Убикмансия прекрасно сочеталась с нетерпеливым, живи-ради-настоящего складом ума Купера. Те, кто презрительно относится к нашей отрасли, называют нас Болтунами; это прозвище так прижилось, что его используют даже те, кто с уважением относится к нашему искусству.
Самое главное, что необходимо хорошему Болтуну, — это магический талант. И Купер обладал им в избытке. Когда он был в ударе, то становился одним из лучших колдунов, каких мне доводилось видеть; мне очень повезло с учителем. К несчастью, в плохие дни он отдавался живущему в нем инстинкту саморазрушения и напивался до потери сознания. Но с тех пор как мы стали любовниками, он пьет гораздо меньше.
Иногда меня ужасно злили магический беспорядок убикмансии и благодушные ответы Купера «сама поймешь со временем». Иногда я жалела, что не начала изучать более логичный способ колдовства, например белую магию матушки Карен.
Но черт возьми, чокнутая магия Купера творила чудеса.
— Птичий помет, — задумчиво протянул он и заглушил мотор. — Он помогает излечивать бесплодную землю… вызывать огонь… управлять казарками… привлекать хищников… Портить пищу и воду… рост растений… и, возможно, для полетов. Куча всего, но сегодня нам это не понадобится.
— Пойдем к пруду?
— Нет, так близко вода нам не нужна. Встанем под теми дубами. Раздевайся.
Я привязала поводок хорька к рычагу переключения скоростей, стянула футболку, спортивный лифчик и тапочки. Потом выскользнула из брюк и трусиков и сложила вещи на приборной панели.
Купер уже стоял голым на траве, потягиваясь и почесывая спину.
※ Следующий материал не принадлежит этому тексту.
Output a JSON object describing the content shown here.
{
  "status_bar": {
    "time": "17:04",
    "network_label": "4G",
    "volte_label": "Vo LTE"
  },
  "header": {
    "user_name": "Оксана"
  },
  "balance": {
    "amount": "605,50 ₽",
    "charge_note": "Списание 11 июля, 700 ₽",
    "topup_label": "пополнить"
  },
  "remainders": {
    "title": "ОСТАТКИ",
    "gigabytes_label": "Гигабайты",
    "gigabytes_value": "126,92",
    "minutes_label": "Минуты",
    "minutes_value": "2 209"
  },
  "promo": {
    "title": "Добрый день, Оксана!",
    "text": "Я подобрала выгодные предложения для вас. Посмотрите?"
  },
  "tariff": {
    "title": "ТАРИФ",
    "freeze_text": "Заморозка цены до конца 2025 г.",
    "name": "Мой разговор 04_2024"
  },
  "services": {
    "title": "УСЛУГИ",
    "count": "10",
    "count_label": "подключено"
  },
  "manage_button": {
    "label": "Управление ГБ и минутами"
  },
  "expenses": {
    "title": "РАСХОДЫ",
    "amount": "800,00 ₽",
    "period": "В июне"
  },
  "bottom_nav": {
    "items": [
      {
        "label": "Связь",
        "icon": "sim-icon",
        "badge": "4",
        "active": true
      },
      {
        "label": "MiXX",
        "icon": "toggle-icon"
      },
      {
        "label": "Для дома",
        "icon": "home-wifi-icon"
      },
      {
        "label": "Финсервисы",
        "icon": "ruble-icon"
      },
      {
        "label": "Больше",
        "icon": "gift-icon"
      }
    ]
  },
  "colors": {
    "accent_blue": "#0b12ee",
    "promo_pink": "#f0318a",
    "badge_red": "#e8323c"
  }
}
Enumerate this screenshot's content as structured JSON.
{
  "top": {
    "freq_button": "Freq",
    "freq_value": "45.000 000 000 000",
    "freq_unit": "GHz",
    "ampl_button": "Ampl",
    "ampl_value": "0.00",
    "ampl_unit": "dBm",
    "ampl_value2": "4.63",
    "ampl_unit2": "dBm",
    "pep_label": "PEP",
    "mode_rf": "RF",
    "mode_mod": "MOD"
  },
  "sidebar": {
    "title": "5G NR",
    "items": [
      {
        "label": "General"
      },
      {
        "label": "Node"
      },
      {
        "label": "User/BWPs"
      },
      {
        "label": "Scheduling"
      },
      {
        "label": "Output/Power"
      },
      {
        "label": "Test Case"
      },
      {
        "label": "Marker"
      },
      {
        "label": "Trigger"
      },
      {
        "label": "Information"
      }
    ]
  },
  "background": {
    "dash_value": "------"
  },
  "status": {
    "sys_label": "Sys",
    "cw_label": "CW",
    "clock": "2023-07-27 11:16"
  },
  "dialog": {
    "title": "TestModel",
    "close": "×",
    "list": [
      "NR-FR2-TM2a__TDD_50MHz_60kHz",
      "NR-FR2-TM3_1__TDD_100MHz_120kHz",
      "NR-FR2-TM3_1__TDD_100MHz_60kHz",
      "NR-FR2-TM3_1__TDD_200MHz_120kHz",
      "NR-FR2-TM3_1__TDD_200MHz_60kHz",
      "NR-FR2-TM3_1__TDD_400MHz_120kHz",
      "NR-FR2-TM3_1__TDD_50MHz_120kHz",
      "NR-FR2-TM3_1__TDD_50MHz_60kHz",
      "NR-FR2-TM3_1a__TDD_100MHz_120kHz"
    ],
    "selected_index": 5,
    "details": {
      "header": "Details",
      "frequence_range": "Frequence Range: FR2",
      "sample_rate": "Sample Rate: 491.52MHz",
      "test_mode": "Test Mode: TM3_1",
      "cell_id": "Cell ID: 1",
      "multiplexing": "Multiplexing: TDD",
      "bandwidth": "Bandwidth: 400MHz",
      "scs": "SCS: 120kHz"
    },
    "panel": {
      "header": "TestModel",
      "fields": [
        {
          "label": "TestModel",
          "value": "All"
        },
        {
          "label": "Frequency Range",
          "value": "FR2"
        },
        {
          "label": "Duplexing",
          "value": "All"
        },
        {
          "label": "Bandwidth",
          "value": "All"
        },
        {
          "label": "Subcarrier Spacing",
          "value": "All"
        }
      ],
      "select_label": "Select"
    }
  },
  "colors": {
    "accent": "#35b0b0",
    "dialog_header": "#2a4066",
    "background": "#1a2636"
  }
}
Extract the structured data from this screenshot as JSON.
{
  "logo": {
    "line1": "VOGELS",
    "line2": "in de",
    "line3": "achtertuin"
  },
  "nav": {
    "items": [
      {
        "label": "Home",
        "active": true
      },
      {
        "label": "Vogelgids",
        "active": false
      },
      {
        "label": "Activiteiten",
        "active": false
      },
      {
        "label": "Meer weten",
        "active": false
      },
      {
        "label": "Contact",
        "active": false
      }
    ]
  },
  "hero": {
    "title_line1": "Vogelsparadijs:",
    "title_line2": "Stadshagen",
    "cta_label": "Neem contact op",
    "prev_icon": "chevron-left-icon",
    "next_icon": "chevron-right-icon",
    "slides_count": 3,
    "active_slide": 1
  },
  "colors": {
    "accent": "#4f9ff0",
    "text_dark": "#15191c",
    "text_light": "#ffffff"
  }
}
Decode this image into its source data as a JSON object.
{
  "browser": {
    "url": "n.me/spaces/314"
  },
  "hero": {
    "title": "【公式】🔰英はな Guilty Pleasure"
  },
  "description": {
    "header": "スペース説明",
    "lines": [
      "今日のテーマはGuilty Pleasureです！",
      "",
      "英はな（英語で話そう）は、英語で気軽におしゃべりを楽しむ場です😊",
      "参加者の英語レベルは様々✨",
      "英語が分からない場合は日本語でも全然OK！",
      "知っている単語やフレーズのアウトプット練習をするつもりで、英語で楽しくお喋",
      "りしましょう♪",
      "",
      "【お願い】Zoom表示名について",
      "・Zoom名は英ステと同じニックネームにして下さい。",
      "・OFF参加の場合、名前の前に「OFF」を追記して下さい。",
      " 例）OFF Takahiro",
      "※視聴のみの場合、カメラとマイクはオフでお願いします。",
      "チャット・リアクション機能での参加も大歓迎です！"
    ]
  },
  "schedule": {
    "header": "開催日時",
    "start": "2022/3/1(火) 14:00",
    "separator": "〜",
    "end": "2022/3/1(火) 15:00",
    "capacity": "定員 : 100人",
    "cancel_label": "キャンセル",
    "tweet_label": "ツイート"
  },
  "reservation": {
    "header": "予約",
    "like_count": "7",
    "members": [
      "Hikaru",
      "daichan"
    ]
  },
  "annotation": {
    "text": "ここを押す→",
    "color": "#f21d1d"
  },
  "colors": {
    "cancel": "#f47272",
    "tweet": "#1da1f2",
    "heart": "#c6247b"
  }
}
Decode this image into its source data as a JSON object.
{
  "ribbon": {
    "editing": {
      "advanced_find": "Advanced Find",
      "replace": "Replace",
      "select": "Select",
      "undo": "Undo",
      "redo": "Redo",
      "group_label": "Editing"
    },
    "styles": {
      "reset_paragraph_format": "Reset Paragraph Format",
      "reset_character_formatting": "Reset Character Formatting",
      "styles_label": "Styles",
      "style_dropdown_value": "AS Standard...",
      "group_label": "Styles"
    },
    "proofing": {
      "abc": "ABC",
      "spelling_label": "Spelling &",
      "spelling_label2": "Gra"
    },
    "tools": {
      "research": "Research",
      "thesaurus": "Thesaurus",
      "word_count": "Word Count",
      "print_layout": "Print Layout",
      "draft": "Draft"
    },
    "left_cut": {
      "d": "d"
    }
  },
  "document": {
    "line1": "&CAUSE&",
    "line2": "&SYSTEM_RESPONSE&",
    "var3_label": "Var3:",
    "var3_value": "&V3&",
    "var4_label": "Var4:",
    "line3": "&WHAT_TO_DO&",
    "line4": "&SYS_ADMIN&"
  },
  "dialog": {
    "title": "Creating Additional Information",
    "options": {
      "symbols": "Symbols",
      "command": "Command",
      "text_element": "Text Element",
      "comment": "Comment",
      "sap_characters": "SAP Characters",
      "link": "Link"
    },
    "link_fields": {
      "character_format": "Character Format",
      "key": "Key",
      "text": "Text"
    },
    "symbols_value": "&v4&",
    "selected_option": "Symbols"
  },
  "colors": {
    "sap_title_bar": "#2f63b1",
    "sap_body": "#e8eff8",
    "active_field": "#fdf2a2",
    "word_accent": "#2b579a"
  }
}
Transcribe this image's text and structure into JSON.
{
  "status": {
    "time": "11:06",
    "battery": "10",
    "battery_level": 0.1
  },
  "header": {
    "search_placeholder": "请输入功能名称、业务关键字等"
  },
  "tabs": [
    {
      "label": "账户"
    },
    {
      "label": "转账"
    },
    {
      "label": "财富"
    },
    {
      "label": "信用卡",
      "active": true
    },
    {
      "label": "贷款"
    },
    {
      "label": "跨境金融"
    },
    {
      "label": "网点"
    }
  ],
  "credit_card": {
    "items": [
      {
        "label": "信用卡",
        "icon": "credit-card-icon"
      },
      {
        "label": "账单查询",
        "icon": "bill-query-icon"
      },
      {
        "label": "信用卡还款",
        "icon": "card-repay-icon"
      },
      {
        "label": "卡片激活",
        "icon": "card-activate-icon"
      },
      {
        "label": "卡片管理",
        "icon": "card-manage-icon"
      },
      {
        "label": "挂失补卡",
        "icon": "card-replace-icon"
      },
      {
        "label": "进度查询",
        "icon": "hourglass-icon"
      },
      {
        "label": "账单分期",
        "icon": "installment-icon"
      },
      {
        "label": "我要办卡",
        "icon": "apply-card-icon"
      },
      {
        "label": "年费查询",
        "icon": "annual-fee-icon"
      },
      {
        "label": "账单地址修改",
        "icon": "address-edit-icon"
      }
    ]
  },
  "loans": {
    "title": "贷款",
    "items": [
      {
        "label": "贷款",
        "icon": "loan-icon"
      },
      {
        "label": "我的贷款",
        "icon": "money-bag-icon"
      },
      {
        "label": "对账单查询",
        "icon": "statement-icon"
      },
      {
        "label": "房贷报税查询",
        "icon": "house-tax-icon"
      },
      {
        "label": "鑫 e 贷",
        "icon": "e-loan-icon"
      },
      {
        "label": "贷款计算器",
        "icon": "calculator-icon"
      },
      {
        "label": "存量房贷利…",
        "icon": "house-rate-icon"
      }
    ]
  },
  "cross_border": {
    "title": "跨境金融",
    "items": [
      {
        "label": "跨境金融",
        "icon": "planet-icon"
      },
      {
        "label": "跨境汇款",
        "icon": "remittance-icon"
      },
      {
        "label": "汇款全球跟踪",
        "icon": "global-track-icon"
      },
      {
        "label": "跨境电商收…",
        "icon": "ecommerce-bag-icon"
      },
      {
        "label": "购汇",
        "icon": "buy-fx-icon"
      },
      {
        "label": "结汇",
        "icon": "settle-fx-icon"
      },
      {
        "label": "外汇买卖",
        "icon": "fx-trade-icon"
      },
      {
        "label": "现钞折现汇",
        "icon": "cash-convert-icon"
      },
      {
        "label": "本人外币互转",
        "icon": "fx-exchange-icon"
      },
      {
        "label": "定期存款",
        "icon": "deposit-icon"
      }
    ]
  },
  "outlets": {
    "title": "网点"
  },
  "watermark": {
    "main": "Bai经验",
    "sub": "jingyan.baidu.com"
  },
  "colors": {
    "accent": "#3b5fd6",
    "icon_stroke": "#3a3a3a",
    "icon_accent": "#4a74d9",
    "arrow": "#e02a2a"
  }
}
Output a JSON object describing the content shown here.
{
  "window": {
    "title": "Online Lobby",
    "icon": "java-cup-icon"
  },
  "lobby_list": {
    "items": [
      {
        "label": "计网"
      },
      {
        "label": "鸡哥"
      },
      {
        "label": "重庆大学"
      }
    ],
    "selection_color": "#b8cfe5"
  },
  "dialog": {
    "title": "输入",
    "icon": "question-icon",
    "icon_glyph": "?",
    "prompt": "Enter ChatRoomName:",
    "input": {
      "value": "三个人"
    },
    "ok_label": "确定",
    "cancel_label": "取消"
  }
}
— Нет, лучше останься в машине, — сказал он Смоки.
Пес заскулил.
— Что? А, верно. — Купер открыл заднюю дверь.
Смоки выпрыгнул из машины, подбежал к столику и описал его круглую стальную ножку. Встряхнулся, закидал землей метку и со счастливым видом затрусил обратно к машине.
Купер захлопнул за ним дверь и подошел ко мне.
— Думай о мокром, — сказал он, легонько дотрагиваясь до спины и проводя рукой по моим ягодицам. От его прикосновения кожа покрылась мурашками. — Думай о давлении. Облака — наши зрители; заставь их излиться.
Мы прошли по траве к деревьям. Купер прижал меня к стволу красного дуба.
— Корни этого дуба соприкасаются с корнями Рощи, — прошептал он, целуя мое лицо. — Мы уже в эфире; давай покажем хорошее шоу.